His two new “Combines” works, each seven feet wide, are comprised of five individual pieces that loom like billboards. At Ropac, Untitled (Pilgrim) features a luxurious rendering of a Chanel diamond necklace. Its oversized jewels twinkle alluringly against a slick black background. To its left, a video of fire rages behind a cage-like silver frame. Untitled (Pilgrim) also includes an intricate charcoal rendering of Gian Lorenzo Bernini’s emotionally ambiguous marble sculpture Ecstasy of Saint Teresa (1647-52); a collection of 3D-printed twigs, enlarged and painted to read as branches; and a vibrant blue photograph of an iceberg melting. While the gallery viewer should probably pay more attention to the icecap, the eye keeps sliding back to the sparkling jewels. The Chanel necklace is taken from an advert that Longo found wrapped around the New York Times. He was struck by this image of glossy commerce covering devastating global news.

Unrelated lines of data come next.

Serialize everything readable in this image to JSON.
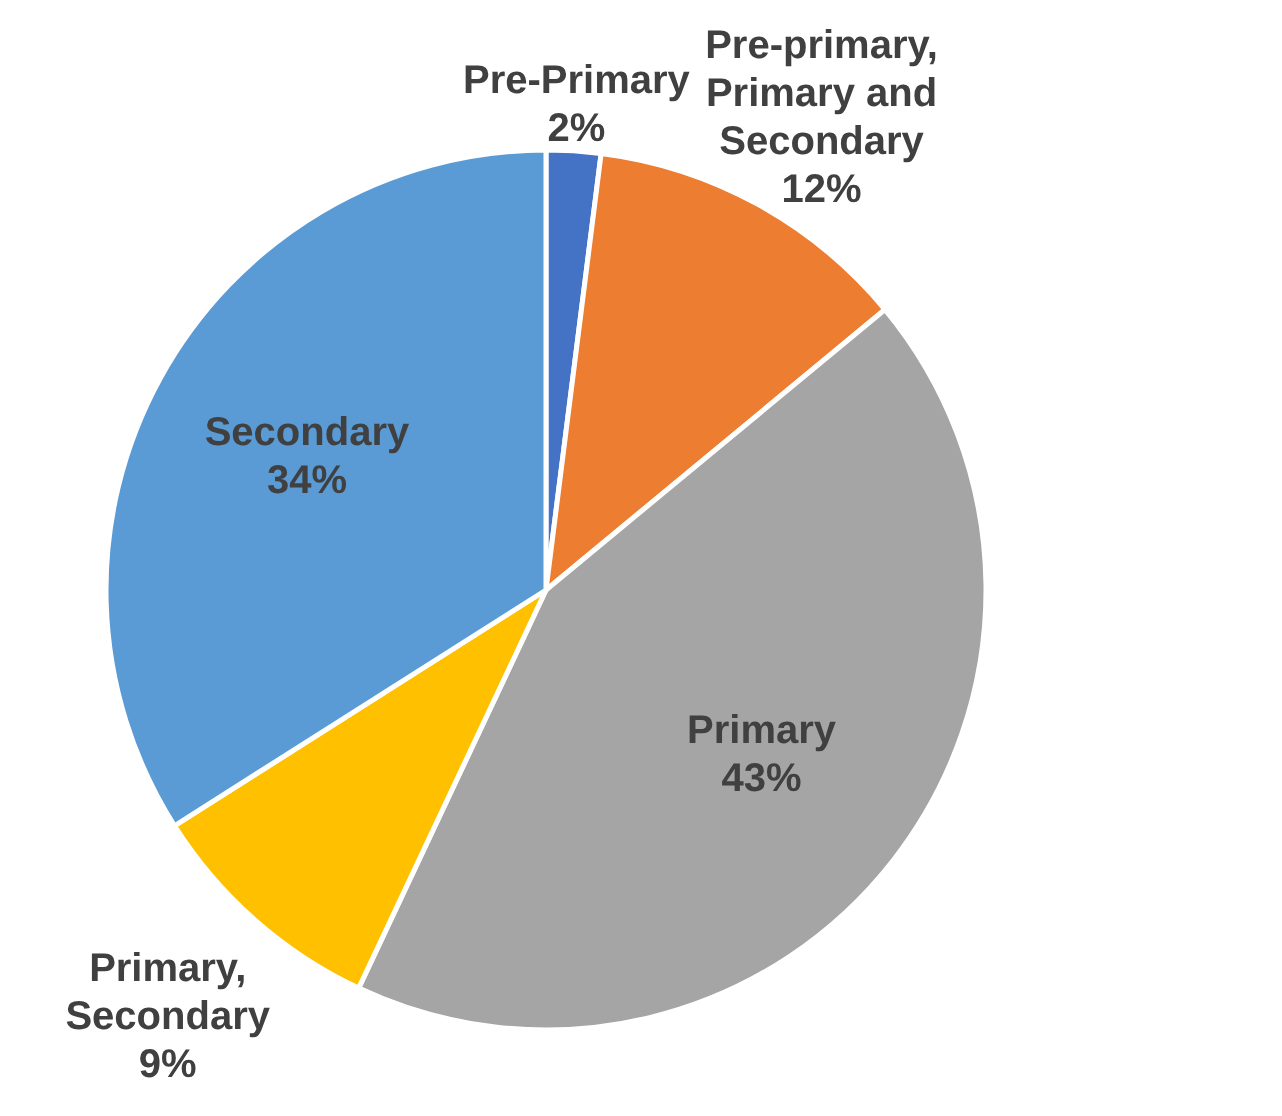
{
  "chart_data": {
    "type": "pie",
    "categories": [
      "Pre-Primary",
      "Pre-primary, Primary and Secondary",
      "Primary",
      "Primary, Secondary",
      "Secondary"
    ],
    "values": [
      2,
      12,
      43,
      9,
      34
    ],
    "colors": [
      "#4472c4",
      "#ed7d31",
      "#a5a5a5",
      "#ffc000",
      "#5b9bd5"
    ],
    "value_labels": [
      "2%",
      "12%",
      "43%",
      "9%",
      "34%"
    ]
  }
}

Each of the five panels represents a different form of art—drawing, painting, video, sculpture, and photography—although Longo renders them slippery. The Chanel panel, for example, at first appears to be one of the artist’s meticulous charcoal drawings. Then its gloopy surface comes into view, and it seems to be a painting. It is, in fact, a high-gloss print of a painting covering layers of newspaper. An image of the American flag is hidden within this dark void, as well as Margot Robbie’s Barbie. “Fake news!” he laughed, standing in front of this print of a painting of an advert. “Art is all a point of view. I want to undermine the idea of authenticity.”